Substituting these approximations into the equation for 'n':

$$n = \frac{OA}{IA}$$ $$n = \frac{\text{Real Depth}}{\text{Apparent Depth}}$$

This relation shows that the refractive index of the denser medium is the ratio of the real depth to the apparent depth. Since $n > 1$ for a denser medium relative to air, it implies that the apparent depth ($IA$) is always less than the real depth ($OA$).

Solution:

Apparent depth is the perceived shallower depth of an object submerged in a denser medium (like water) when viewed from a rarer medium (like air), caused by the refraction of light. Light rays from the object bend away from the normal as they cross the interface from denser to rarer medium.
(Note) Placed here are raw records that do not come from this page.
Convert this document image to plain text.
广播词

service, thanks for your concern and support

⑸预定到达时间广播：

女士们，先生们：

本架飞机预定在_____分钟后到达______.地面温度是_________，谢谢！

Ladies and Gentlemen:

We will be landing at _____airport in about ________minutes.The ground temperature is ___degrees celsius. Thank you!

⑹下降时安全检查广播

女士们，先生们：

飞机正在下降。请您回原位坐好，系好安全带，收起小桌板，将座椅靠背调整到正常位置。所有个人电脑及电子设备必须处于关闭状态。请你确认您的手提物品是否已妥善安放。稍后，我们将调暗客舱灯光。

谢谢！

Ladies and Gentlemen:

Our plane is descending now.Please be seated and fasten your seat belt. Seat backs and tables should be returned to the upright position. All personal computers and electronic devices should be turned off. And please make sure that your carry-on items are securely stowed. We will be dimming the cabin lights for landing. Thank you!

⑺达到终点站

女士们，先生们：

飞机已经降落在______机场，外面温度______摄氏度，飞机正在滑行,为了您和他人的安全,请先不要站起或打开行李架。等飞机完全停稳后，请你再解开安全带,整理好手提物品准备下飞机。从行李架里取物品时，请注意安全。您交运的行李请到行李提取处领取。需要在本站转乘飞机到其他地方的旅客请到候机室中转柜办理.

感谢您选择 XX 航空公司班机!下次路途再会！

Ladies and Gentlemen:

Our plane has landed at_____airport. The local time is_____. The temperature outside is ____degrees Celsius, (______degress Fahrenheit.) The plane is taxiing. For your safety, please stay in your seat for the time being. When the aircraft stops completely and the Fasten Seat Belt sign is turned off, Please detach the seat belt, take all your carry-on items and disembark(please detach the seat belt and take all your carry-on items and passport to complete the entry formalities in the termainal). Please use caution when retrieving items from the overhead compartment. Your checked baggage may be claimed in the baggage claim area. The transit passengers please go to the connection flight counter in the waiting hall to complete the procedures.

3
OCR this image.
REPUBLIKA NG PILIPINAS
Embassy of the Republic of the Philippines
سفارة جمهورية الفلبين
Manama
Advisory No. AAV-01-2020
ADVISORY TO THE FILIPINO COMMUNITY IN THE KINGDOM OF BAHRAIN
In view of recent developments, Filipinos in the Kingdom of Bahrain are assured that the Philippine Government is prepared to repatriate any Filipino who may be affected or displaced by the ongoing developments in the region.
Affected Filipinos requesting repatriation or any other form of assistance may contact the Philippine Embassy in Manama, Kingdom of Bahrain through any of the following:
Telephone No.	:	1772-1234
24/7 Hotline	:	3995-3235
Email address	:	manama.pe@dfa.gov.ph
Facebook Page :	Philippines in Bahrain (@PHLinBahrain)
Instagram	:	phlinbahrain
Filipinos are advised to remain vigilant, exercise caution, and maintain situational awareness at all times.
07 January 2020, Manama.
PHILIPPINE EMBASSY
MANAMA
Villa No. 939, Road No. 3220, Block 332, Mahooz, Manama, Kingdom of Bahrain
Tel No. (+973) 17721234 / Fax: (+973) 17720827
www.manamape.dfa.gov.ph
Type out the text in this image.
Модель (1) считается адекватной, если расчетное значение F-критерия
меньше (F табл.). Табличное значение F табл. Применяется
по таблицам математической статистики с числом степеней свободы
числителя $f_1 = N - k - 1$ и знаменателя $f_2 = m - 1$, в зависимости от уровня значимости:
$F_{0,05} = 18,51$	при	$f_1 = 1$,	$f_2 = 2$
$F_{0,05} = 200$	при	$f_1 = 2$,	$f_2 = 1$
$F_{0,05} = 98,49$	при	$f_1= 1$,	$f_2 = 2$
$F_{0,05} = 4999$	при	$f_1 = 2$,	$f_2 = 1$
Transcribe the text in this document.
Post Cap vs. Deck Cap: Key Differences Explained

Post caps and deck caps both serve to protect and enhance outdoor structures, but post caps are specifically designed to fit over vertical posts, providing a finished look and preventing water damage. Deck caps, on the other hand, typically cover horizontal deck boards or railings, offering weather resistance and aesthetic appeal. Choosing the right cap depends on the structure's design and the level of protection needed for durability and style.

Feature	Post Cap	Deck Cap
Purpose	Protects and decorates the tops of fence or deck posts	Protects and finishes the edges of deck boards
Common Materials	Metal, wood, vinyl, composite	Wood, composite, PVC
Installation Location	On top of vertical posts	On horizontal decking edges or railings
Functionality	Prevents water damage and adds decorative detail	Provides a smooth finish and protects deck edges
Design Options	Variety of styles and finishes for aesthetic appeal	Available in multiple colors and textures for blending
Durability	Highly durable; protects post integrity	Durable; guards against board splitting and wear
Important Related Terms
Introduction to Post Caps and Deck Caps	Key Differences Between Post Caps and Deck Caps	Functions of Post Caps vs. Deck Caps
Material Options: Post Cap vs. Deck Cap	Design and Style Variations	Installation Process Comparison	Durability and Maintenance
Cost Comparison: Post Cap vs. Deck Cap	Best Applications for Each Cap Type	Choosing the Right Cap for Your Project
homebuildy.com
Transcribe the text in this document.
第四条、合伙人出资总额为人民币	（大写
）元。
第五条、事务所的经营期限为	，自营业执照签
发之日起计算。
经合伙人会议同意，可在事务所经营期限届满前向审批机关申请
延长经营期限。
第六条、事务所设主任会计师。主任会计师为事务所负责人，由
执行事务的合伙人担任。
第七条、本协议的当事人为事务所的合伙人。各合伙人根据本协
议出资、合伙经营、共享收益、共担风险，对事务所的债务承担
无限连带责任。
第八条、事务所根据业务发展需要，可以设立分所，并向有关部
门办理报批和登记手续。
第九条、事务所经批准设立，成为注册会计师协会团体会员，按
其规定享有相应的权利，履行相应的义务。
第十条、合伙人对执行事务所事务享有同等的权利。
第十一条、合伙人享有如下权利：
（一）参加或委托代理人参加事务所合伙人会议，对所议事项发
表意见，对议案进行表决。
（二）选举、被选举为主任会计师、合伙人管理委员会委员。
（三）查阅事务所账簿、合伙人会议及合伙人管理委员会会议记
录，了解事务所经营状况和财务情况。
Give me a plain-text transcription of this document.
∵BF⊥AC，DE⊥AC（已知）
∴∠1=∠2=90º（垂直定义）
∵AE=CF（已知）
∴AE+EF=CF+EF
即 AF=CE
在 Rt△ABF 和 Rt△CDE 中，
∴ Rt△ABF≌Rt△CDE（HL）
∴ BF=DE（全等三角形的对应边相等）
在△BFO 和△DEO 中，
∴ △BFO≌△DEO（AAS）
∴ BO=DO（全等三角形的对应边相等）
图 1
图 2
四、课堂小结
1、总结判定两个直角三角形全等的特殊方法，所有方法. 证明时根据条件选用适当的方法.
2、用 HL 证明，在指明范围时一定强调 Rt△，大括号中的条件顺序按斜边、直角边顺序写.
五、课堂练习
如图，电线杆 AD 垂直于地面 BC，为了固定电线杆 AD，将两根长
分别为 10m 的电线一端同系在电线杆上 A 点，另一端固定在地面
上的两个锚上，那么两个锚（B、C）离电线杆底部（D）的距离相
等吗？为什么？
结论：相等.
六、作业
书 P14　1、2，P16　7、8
The eye traces these refracted rays back to a virtual image that is closer to the surface than the actual object.

The relationship between the real depth ($OA$), apparent depth ($IA$), and the refractive index ($n$) of the denser medium with respect to the rarer medium is derived using Snell's Law and paraxial approximation:

1. Consider a point object 'O' at real depth $OA$ in a medium of refractive index $n$.
2. A ray $OA$ travels normally and undeviated to the surface.
3. Another ray $OB$ strikes the surface at point $B$ with angle of incidence $i = \angle AOB$.
4. It refracts away from the normal with angle of refraction $r = \angle AIB$.
5. Using trigonometry, $\sin i = \frac{AB}{OB}$ and $\sin r = \frac{AB}{IB}$.
6. By Snell's Law, $n \sin i = 1 \sin r \implies n = \frac{\sin r}{\sin i}$.
7. Substituting the trigonometric values, $n = \frac{OB}{IB}$.
8. For paraxial rays (small angles), $OB \approx OA$ and $IB \approx IA$.
9. Therefore, the refractive index $n = \frac{\text{Real Depth}}{\text{Apparent Depth}}$.